ENFIELD — In light of the COVID-19 pandemic, Enfield author Brenda Greene said it was time to update her book on tips to landing a job.
Greene, author of “Get the Interview Every Time,” said she felt there was a need for the revision due to the pandemic’s effect on the hiring landscape and job loss.
“I said, you know what, people need to know how to get back into the workforce,” she said. “So, that’s when I decided to update the book.”
Her first edition was published in early 2000 as the Digital Age began changing the workplace and lifestyles, and she released her second edition in 2008 during the financial crisis of that period.
Greene said she wanted to update her book prior to the COVID-19 pandemic, but became consumed with other projects. However, she found that it was time to self-publish the third edition of her book.
“Get the Interview Every Time” addresses the ever-changing hiring protocols with tips on resumes, cover letters, online profiles, the interview process, negotiating a salary and more as the Digital Age continues to change.
The entire process has changed from the idea of a one-size-fits-all to having a bit more finesse toward getting that interview for a job, Greene said.
“People who have worked for 10 or 15 years, when they want to change jobs or they’re forced to change jobs they come out — they think they can use their old resume and just update it,” she said. “But the protocols for hiring have really changed since the Digital Age. What you basically do when you’re updating your resume is your experience. There’s no changing that.”
Greene said changes for hiring began through an online job board, which in turn graduated to applicant tracking systems that are software that handles resumes by selecting specific keywords for certain jobs.
While platforms such as LinkedIn and Indeed allow people to create profiles as a digital resume, they are not always a way to land that job.

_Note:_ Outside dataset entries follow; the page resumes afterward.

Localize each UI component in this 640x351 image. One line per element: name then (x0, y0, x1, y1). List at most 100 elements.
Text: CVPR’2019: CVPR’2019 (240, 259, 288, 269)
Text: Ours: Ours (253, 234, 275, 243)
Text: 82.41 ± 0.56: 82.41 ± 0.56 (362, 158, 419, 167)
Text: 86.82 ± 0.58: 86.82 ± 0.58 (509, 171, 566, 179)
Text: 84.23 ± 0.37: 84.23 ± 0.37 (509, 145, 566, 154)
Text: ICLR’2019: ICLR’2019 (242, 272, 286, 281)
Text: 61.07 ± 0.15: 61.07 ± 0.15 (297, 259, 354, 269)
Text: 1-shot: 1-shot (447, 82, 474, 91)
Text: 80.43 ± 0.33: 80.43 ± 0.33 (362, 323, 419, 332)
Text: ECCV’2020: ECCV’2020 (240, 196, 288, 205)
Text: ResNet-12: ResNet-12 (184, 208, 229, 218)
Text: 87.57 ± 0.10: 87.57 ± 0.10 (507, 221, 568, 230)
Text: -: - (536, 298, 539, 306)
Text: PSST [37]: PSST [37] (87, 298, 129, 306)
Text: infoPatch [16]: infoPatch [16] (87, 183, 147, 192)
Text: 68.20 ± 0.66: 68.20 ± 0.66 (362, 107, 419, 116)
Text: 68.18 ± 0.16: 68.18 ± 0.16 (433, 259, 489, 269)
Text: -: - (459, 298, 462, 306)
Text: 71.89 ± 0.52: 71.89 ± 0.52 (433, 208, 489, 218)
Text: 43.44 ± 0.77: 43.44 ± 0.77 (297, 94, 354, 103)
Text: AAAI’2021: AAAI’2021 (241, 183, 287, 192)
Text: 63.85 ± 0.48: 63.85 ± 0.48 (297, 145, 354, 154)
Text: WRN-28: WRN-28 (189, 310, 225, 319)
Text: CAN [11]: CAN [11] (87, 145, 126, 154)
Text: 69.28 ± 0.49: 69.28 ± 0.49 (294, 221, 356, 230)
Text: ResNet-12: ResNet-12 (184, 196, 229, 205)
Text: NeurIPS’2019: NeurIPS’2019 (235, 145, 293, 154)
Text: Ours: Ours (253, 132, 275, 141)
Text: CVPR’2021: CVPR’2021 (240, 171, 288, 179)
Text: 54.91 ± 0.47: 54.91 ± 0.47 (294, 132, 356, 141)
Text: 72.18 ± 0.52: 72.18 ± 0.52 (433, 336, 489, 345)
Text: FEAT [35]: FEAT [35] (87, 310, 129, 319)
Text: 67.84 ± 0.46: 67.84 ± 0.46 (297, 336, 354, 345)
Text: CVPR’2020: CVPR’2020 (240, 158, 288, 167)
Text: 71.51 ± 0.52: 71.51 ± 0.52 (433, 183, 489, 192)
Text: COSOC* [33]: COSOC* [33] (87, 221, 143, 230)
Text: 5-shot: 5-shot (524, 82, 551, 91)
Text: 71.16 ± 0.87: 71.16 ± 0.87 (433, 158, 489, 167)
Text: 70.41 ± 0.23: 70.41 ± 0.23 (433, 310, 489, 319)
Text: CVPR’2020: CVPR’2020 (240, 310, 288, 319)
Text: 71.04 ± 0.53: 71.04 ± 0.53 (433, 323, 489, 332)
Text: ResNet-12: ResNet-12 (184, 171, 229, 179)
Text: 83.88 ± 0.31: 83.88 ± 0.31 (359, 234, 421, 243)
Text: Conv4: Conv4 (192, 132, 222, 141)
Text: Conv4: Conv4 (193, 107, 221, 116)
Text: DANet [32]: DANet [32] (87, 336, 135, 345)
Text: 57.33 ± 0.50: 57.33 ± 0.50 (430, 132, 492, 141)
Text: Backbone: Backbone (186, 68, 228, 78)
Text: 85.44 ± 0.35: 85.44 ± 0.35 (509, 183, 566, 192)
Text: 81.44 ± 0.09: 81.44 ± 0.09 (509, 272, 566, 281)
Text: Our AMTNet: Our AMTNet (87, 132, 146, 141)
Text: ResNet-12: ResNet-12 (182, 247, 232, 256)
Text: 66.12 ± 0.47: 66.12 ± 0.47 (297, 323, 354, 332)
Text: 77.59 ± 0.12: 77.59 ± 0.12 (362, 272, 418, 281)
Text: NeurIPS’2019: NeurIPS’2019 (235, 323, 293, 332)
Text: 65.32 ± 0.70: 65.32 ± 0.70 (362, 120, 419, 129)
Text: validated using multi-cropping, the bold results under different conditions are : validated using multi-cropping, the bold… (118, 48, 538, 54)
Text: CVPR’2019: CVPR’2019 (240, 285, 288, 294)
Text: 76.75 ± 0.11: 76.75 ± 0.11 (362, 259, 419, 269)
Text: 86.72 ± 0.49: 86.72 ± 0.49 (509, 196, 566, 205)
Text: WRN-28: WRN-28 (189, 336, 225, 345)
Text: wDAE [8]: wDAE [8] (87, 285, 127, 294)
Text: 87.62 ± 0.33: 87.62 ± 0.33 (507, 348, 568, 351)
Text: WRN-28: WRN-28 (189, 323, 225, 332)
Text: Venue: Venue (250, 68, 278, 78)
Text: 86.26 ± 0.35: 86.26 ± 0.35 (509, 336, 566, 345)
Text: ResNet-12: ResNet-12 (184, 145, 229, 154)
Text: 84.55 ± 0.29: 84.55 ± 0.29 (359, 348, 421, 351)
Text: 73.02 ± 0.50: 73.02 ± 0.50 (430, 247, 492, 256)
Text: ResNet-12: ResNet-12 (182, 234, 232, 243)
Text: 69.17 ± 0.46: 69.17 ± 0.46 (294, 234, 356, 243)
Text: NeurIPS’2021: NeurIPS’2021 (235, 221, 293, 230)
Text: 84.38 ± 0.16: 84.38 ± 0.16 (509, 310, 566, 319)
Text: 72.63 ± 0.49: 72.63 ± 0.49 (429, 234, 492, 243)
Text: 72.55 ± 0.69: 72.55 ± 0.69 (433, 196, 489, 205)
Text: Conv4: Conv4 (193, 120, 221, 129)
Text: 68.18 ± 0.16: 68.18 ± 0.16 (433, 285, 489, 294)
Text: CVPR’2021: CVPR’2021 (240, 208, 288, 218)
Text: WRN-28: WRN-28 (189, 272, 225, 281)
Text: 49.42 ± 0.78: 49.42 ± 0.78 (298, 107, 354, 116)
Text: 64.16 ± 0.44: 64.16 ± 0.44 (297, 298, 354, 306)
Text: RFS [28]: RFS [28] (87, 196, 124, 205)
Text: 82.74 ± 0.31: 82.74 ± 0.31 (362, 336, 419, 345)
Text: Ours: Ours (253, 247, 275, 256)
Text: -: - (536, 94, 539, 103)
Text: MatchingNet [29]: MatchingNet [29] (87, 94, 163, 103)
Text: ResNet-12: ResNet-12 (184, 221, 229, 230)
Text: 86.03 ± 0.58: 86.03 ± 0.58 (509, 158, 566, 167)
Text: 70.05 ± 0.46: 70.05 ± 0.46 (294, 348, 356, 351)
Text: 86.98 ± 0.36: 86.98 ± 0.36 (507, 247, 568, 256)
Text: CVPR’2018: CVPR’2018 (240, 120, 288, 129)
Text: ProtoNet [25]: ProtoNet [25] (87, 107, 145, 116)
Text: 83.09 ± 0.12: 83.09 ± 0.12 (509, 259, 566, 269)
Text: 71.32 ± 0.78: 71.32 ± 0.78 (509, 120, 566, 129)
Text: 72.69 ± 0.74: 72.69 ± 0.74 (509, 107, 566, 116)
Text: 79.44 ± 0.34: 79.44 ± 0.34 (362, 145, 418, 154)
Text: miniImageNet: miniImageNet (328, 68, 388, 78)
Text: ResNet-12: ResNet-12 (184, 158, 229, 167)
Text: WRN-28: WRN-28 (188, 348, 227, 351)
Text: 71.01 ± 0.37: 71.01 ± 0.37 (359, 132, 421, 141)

Greene said the platforms are useful, but suggests using them to look at job postings to find out which company positions are offered and then apply through the company website. But it all comes down to listing the right skills that one actually possesses on a resume for the job, she said. Skills are a big thing in her book, Greene said.
“It is about skills and about learning new skills because the job market is changing and the workplace changing,” she said. “Next year it could be completely different. The job market is very dynamic. So, you have to stay plugged in and you continually have to be a life-long learner. Get as many skills as you can possibly get at a job, and keep broadening your skills. I’m much more interested in that than a PH.D.”
Oftentimes, many people list in their resumes skill sets they do not have, which could make it more difficult for others with job skills for the job as employers tighten the hiring criteria.
However, Greene said the software can sometimes pull specific keywords to for a person to land the interview if they do not have those skills, but a good interviewer can figure out in 10 minutes if someone has those skills or not.
“You’re wasting people’s time,” she said. “But say you luck out, and you’re good at convincing that you have skills that you don’t have. You get into the new job, you can’t perform with the skills you don’t have that you said you had. That’s why within six months’ time, I think almost 35% of people leave their jobs, whether they’re asked to leave by the employer, or they figure out themselves that this is not working or a good fit for them.”
Greene said people applying for jobs should have 80-90% of the skills required to do the work.
“You might have a skill for writing, and so you do a lot of research,” she said. “But you don’t think it’s that important. So you don’t even bother listing it on your resume. But if it’s on that job posting saying intensive research and that sort of thing, that keyword must be on your resume for you to make it past the box.”
While someone may research on companies where a job is listed, employers are also conducting research on applicants by simply using a search engine such as Google, Greene said.
“Your pages are going to come up, and if you come across as a rabid anti-vaxxer or something like that, they’re going to say, ‘Wait a minute here, maybe he’s not the right fit for this company,’ ” she said.
The search can go deeper where employers will view an applicant’s social media profile, Greene said.
“If you’re complaining about everybody, if you don’t like this person and you’re fighting with this person, that negativity is going to be a red flag for this company as well,” she said. “We think we’re benignly posting our hearts out we have a right to complain. No, we don’t. Complain to your significant other or your best friend, not on social media, because that paints the picture of you as someone that may be hard to work with.”
Greene’s book is based on feedback from human resource departments at Fortune 500 companies, a list of the top companies in an annual publication, such as Pepsi, Walmart, Harley-Davidson and more.
The larger companies on that list said they have hundreds of thousands of applications and have created a basic standard on hiring using the applicant tracking system, Greene said.
“Smaller companies eventually jump on board, but midsize companies definitely jump on board because they are looking for simpler ways to weed through all the resumes they get,” she said.
Though her book can be found on Amazon or at Barnes & Nobles, Greene said nobody is born with the knowledge to write a resume.
“Everything is changing, and it continues to change,” she said. “I’m glad it’s out there, and I’m glad it was a great project to do during COVID with keeping me busy and out of trouble.”